The events over the past two years have led to a boom in online retail, as more consumers were forced to abandon their old shopping habits and any retailer that wasn’t already online was scrambling to get there. But with increased competition and retailers being squeezed for all they’re worth, online marketplaces have become less about facilitating an exchange of goods, and more about enriching the experience for both the consumer and retailer to be successful in their endeavours. It’s time we redefine what an online marketplace is and what exactly its purpose is in a world where ecommerce dominates.

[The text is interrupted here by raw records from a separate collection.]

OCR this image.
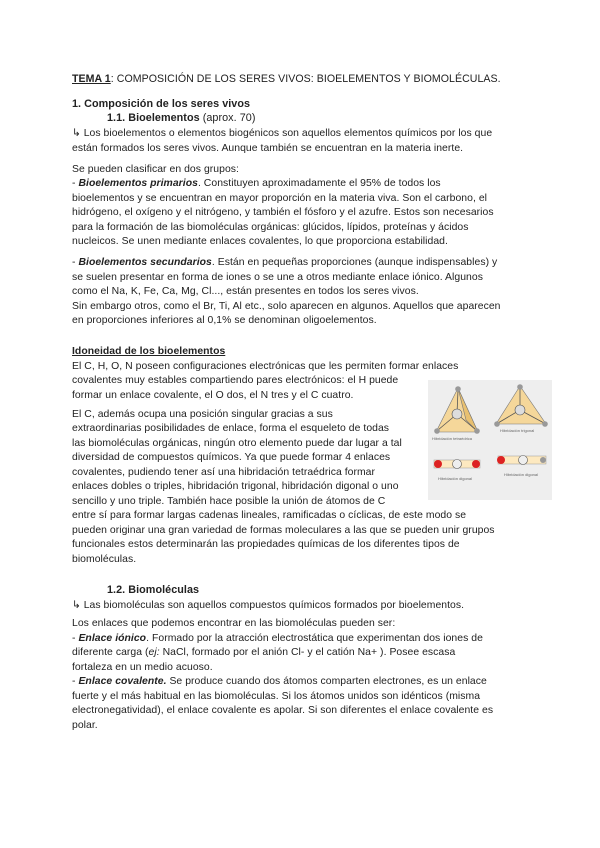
TEMA 1: COMPOSICIÓN DE LOS SERES VIVOS: BIOELEMENTOS Y BIOMOLÉCULAS.
1. Composición de los seres vivos
1.1. Bioelementos (aprox. 70)
↳ Los bioelementos o elementos biogénicos son aquellos elementos químicos por los que
están formados los seres vivos. Aunque también se encuentran en la materia inerte.
Se pueden clasificar en dos grupos:
- Bioelementos primarios. Constituyen aproximadamente el 95% de todos los
bioelementos y se encuentran en mayor proporción en la materia viva. Son el carbono, el
hidrógeno, el oxígeno y el nitrógeno, y también el fósforo y el azufre. Estos son necesarios
para la formación de las biomoléculas orgánicas: glúcidos, lípidos, proteínas y ácidos
nucleicos. Se unen mediante enlaces covalentes, lo que proporciona estabilidad.
- Bioelementos secundarios. Están en pequeñas proporciones (aunque indispensables) y
se suelen presentar en forma de iones o se une a otros mediante enlace iónico. Algunos
como el Na, K, Fe, Ca, Mg, Cl..., están presentes en todos los seres vivos.
Sin embargo otros, como el Br, Ti, Al etc., solo aparecen en algunos. Aquellos que aparecen
en proporciones inferiores al 0,1% se denominan oligoelementos.
Idoneidad de los bioelementos
El C, H, O, N poseen configuraciones electrónicas que les permiten formar enlaces
covalentes muy estables compartiendo pares electrónicos: el H puede
formar un enlace covalente, el O dos, el N tres y el C cuatro.
El C, además ocupa una posición singular gracias a sus
extraordinarias posibilidades de enlace, forma el esqueleto de todas
las biomoléculas orgánicas, ningún otro elemento puede dar lugar a tal
diversidad de compuestos químicos. Ya que puede formar 4 enlaces
covalentes, pudiendo tener así una hibridación tetraédrica formar
enlaces dobles o triples, hibridación trigonal, hibridación digonal o uno
sencillo y uno triple. También hace posible la unión de átomos de C
entre sí para formar largas cadenas lineales, ramificadas o cíclicas, de este modo se
pueden originar una gran variedad de formas moleculares a las que se pueden unir grupos
funcionales estos determinarán las propiedades químicas de los diferentes tipos de
biomoléculas.
Hibridación tetraédrica
Hibridación trigonal
Hibridación digonal
Hibridación digonal
1.2. Biomoléculas
↳ Las biomoléculas son aquellos compuestos químicos formados por bioelementos.
Los enlaces que podemos encontrar en las biomoléculas pueden ser:
- Enlace iónico. Formado por la atracción electrostática que experimentan dos iones de
diferente carga (ej: NaCl, formado por el anión Cl- y el catión Na+ ). Posee escasa
fortaleza en un medio acuoso.
- Enlace covalente. Se produce cuando dos átomos comparten electrones, es un enlace
fuerte y el más habitual en las biomoléculas. Si los átomos unidos son idénticos (misma
electronegatividad), el enlace covalente es apolar. Si son diferentes el enlace covalente es
polar.
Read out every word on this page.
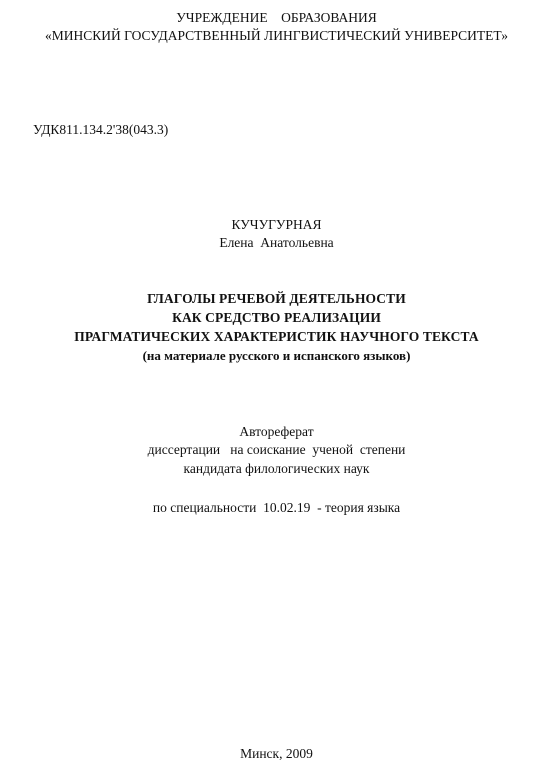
УЧРЕЖДЕНИЕ    ОБРАЗОВАНИЯ
«МИНСКИЙ ГОСУДАРСТВЕННЫЙ ЛИНГВИСТИЧЕСКИЙ УНИВЕРСИТЕТ»
УДК811.134.2'38(043.3)
КУЧУГУРНАЯ
Елена  Анатольевна
ГЛАГОЛЫ РЕЧЕВОЙ ДЕЯТЕЛЬНОСТИ
КАК СРЕДСТВО РЕАЛИЗАЦИИ
ПРАГМАТИЧЕСКИХ ХАРАКТЕРИСТИК НАУЧНОГО ТЕКСТА
(на материале русского и испанского языков)
Автореферат
диссертации   на соискание  ученой  степени
кандидата филологических наук
по специальности  10.02.19  - теория языка
Минск, 2009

Straddling the line between marketplace and retailer

In order for a marketplace to give sellers an equal opportunity to grow, it needs to provide them with an equal way to reach customers. Amazon is notorious for having its own products promoted on its retail platform as a “recommended choice” ahead of other brands, even if those items don’t meet its algorithm’s criteria for being listed in that position. In fact, the retail giant will often use seller data to determine which products and categories are selling well in order to create their own Amazon-branded versions, essentially using retailers to conduct their own market research. This exercise is a far cry from the level playing field that should be standard practice for any online ‘marketplace’. The only way for retailers to compete with such tactics is to lower prices and succumb to other Amazon services, such as FBA, in an industry that already has some fairly slim margins to begin with. This puts retailers between a rock and a hard place when it comes to how they want to operate, and unfortunately, can cause many to close up shop because they just aren’t able to compete.

Customer and retailer centric

Any marketplace, whether it’s online, or physical, should work in the best interest of their customers and that means both the seller and buyer. They need to be respected as partners but this hasn’t been the case for a while on some platforms. Amazon always touted its marketplace as being the best thing for retailers and customers but was found in a recent report to be taking and ever increasing slice of the transaction. It even raised fees in January citing rising operations costs, despite it becoming its most profitable and fastest growing segment. Ebay’s own recent increase in fees goes further to penalise sellers whose sales are considered below standard, something that will likely only exacerbate any problems they’re having selling on the platform.

Fee structures can be complicated, leaving many retailers trying to figure out exactly what it would cost for them to sell on certain platforms, and how to price their goods. Higher fees result in higher prices on goods as retailers often must pass that cost on to consumers in order to stay profitable, and with sellers being dependent on the big players, they have no choice but to accept the price hikes.

How did we get to this point? Surely instead of penalising sellers and trying to wring as much revenue as they can out of them, marketplaces should be providing them with the insight and data needed to grow as this benefits all parties. Success for a marketplace should and quite frankly must be an outcome of the success of those selling on it.

Back to the fundamentals

We’ve come a long way since the birth of online marketplaces and it is inevitable that platforms will adapt and evolve. However, the core purpose should remain the same, and that’s where the industry has strayed. By definition, a marketplace is the system of a buyer being able to find the item they wish to purchase and then by default a retailer, meeting that need, in a fair and competitive environment. It’s assumed that the marketplace itself is not the competitor! It should exist to give retailers the opportunity to sell as many of their products as possible, at prices that are fair to consumers. Only when marketplaces return to these original principles will this nation of shopkeepers be able to enjoy a fair, transparent playing field.